Some layers, such as [`equinox.nn.BatchNorm`][] are sometimes called "stateful": this refers to the fact that they take an additional input (in the case of BatchNorm, the running statistics) and return an additional output (the updated running statistics).

This just means that we need to plumb an extra input and output through our models. This example demonstrates both [`equinox.nn.BatchNorm`][] and [`equinox.nn.SpectralNorm`][].

This example is available as a Jupyter notebook [here](https://github.com/patrick-kidger/equinox/blob/main/examples/stateful.ipynb).

In [1]:
import equinox as eqx
import jax
import jax.numpy as jnp
import jax.random as jr
import optax  # https://github.com/deepmind/optax

In [2]:
# This model is just a weird mish-mash of layers for demonstration purposes, it isn't
# doing any clever.
class Model(eqx.Module):
    norm1: eqx.nn.BatchNorm
    spectral_linear: eqx.nn.SpectralNorm[eqx.nn.Linear]
    norm2: eqx.nn.BatchNorm
    linear1: eqx.nn.Linear
    linear2: eqx.nn.Linear

    def __init__(self, key):
        key1, key2, key3, key4 = jr.split(key, 4)
        self.norm1 = eqx.nn.BatchNorm(input_size=3, axis_name="batch")
        self.spectral_linear = eqx.nn.SpectralNorm(
            layer=eqx.nn.Linear(in_features=3, out_features=32, key=key1),
            weight_name="weight",
            key=key2,
        )
        self.norm2 = eqx.nn.BatchNorm(input_size=32, axis_name="batch")
        self.linear1 = eqx.nn.Linear(in_features=32, out_features=32, key=key3)
        self.linear2 = eqx.nn.Linear(in_features=32, out_features=3, key=key4)

    def __call__(self, x, state):
        x, state = self.norm1(x, state)
        x, state = self.spectral_linear(x, state)
        x = jax.nn.relu(x)
        x, state = self.norm2(x, state)
        x = self.linear1(x)
        x = jax.nn.relu(x)
        x = self.linear2(x)
        return x, state

In [3]:
def compute_loss(model, state, xs, ys):
    # The `axis_name` argument is needed specifically for `BatchNorm`: so it knows
    #     what axis to compute batch statistics over.
    # The `in_axes` and `out_axes` are needed so that `state` isn't batched.
    batch_model = jax.vmap(
        model, axis_name="batch", in_axes=(0, None), out_axes=(0, None)
    )
    pred_ys, state = batch_model(xs, state)
    loss = jnp.mean((pred_ys - ys) ** 2)
    return loss, state


@eqx.filter_jit
def make_step(model, state, opt_state, xs, ys):
    grads, state = eqx.filter_grad(compute_loss, has_aux=True)(model, state, xs, ys)
    updates, opt_state = optim.update(grads, opt_state)
    model = eqx.apply_updates(model, updates)
    return model, state, opt_state

In [4]:
dataset_size = 10
learning_rate = 3e-4
steps = 5
seed = 5678

key = jr.PRNGKey(seed)
mkey, xkey, xkey2 = jr.split(key, 3)
model = Model(mkey)
state = eqx.nn.State(model)
xs = jr.normal(xkey, (dataset_size, 3))
ys = jnp.sin(xs) + 1
optim = optax.adam(learning_rate)
opt_state = optim.init(eqx.filter(model, eqx.is_inexact_array))

# Full-batch gradient descent in this simple example.
for _ in range(steps):
    model, state, opt_state = make_step(model, state, opt_state, xs, ys)

Overall, we see that this should be relatively straightforward!

When calling `state = eqx.nn.State(model)`, then the model PyTree is iterated over, and any stateful layers store their initial states in the resulting `state` object.
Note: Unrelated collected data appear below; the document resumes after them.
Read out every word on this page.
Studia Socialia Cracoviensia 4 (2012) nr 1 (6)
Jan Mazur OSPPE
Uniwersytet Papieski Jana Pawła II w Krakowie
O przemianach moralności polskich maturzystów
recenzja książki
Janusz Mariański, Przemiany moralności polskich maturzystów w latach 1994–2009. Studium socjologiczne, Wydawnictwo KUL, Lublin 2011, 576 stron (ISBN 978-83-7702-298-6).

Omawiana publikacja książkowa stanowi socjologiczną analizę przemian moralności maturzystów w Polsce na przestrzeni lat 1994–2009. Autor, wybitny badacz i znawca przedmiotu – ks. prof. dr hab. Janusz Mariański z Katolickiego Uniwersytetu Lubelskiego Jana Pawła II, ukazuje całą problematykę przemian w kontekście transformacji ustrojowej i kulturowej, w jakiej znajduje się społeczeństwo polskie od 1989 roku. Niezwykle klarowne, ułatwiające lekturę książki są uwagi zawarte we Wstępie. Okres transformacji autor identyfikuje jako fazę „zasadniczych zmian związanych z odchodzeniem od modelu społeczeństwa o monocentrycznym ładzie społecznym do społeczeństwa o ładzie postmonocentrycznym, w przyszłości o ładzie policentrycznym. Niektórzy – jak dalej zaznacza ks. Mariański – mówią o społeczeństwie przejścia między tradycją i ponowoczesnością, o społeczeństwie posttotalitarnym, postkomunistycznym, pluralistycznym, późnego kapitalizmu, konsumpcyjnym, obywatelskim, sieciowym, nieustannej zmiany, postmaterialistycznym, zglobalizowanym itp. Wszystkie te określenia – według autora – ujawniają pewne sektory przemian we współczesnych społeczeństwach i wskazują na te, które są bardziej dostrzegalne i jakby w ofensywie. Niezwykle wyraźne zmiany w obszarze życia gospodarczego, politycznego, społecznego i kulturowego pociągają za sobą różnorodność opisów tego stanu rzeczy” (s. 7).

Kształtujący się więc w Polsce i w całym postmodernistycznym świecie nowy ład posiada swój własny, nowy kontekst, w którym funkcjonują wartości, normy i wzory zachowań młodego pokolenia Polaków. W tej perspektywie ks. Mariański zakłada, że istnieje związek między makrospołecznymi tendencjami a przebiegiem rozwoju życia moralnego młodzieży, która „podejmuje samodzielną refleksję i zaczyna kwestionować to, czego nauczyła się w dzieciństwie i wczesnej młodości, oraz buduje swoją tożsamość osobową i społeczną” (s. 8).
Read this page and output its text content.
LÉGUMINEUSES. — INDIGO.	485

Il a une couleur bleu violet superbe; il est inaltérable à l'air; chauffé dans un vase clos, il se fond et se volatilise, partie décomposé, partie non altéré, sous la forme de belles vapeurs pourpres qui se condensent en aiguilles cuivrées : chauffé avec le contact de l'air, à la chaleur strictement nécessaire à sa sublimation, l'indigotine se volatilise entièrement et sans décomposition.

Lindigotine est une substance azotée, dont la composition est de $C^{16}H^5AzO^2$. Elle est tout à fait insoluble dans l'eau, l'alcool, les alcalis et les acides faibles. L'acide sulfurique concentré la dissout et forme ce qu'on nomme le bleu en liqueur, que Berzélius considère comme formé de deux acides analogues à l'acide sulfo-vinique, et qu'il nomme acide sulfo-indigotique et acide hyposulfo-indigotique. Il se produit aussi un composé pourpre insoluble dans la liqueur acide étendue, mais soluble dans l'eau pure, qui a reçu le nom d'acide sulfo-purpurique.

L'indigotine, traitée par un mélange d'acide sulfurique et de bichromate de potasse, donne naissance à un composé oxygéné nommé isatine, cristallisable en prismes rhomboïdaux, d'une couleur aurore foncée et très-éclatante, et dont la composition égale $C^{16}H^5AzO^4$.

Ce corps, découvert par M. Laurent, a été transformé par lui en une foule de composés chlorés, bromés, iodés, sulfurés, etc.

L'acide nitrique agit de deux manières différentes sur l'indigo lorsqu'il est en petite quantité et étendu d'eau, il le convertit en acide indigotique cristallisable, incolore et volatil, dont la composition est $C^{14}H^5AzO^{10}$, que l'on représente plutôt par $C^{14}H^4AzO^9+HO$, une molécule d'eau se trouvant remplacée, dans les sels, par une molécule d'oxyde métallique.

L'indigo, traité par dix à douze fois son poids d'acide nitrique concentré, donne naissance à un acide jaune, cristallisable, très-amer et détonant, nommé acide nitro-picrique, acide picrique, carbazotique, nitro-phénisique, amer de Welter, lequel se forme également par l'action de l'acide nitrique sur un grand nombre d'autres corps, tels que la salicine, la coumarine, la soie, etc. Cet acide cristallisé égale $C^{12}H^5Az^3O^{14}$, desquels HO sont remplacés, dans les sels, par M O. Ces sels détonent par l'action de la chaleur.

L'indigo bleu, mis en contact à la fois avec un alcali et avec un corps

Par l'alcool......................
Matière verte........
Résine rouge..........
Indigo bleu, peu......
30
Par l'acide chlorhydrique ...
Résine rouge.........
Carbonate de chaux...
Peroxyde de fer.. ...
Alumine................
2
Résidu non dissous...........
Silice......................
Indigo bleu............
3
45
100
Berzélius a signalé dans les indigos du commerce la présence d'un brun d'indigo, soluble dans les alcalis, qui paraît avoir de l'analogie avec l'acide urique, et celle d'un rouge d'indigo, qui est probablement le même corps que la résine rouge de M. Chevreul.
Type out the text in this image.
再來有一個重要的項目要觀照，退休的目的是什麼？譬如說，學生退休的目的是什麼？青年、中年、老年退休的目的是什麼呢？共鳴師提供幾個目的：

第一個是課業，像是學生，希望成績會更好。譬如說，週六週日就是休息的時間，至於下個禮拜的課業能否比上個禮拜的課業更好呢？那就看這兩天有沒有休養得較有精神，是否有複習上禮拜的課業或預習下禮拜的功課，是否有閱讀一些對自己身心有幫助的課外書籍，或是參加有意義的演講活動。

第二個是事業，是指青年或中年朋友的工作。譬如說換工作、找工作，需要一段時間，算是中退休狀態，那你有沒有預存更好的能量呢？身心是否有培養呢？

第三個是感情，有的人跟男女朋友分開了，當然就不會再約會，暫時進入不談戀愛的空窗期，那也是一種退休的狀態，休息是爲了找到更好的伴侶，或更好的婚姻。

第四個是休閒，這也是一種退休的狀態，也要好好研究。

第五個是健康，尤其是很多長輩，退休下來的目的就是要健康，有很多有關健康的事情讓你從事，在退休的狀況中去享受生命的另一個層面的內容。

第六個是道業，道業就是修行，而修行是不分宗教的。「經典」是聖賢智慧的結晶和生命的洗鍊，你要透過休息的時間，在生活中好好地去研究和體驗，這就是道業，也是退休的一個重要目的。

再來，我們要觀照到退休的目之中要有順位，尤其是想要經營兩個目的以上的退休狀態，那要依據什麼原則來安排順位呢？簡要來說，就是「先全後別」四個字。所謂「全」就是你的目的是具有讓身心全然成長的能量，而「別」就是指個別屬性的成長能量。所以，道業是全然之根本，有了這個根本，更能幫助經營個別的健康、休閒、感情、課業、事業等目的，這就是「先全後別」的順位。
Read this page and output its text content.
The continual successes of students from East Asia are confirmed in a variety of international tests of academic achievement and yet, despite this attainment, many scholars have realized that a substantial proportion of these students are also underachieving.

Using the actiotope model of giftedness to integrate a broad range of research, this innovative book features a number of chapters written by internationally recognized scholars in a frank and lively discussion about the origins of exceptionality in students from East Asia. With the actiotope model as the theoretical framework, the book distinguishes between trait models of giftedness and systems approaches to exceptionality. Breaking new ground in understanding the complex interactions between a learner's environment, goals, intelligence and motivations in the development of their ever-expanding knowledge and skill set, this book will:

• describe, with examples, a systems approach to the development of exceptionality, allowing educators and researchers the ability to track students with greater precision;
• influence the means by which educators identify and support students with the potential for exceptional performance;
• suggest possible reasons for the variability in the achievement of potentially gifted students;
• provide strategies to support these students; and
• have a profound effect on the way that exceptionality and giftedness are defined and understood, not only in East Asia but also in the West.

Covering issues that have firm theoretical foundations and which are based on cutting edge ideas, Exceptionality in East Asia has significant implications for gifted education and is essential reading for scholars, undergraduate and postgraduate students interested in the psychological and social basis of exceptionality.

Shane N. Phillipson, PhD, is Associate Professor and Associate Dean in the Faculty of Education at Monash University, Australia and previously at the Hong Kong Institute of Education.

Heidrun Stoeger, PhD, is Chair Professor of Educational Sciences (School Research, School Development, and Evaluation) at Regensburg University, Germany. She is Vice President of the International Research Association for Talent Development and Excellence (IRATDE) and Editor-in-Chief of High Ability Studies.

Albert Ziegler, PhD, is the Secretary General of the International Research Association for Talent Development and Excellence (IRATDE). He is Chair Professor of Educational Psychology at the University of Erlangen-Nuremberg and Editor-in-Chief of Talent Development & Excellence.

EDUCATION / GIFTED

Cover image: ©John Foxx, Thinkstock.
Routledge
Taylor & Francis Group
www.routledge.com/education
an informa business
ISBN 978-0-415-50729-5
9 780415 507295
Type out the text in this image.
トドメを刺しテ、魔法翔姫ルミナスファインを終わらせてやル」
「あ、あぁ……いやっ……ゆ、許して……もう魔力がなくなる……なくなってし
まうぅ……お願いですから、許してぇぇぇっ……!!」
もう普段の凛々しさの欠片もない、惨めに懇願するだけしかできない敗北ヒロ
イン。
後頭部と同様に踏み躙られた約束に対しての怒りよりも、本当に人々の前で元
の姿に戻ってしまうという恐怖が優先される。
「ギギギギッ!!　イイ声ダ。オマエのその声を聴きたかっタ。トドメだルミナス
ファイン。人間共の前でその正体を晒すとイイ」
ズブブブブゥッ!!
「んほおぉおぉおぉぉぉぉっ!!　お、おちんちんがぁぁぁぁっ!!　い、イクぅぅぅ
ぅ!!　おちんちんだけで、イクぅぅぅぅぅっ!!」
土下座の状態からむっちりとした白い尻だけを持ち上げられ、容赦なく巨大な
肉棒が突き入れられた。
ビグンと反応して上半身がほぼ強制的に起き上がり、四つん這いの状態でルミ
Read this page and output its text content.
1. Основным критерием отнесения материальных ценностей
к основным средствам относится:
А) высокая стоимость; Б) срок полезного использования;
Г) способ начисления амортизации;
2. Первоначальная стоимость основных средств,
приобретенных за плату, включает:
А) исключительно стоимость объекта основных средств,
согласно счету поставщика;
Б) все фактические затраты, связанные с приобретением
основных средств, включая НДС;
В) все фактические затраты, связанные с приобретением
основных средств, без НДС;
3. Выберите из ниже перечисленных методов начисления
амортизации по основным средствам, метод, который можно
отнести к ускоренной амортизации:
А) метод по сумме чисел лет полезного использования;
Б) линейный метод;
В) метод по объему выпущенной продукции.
The `state` object is itself also a PyTree, so it can just be passed around in the usual way.

In this example, `state` will store the running statistics for `BatchNorm`, and U-V power iterations for `SpectralNorm`.

Subsequently, we just need to thread the `state` object in-and-out of every call. Each time a new state object is returned. (And the old state object should not be reused.)

Finally, let's use our trained model to perform inference:

In [5]:
inference_model = eqx.nn.inference_mode(model)
inference_model = eqx.Partial(inference_model, state=state)


@eqx.filter_jit
def evaluate(model, xs):
    # discard state
    out, _ = jax.vmap(model)(xs)
    return out


test_dataset_size = 5
test_xs = jr.normal(xkey2, (test_dataset_size, 3))
pred_test_ys = evaluate(inference_model, test_xs)

Here, we don't need the updated state object that is output, so we just discard it.

(Also, don't forget to set the `inference` flags.)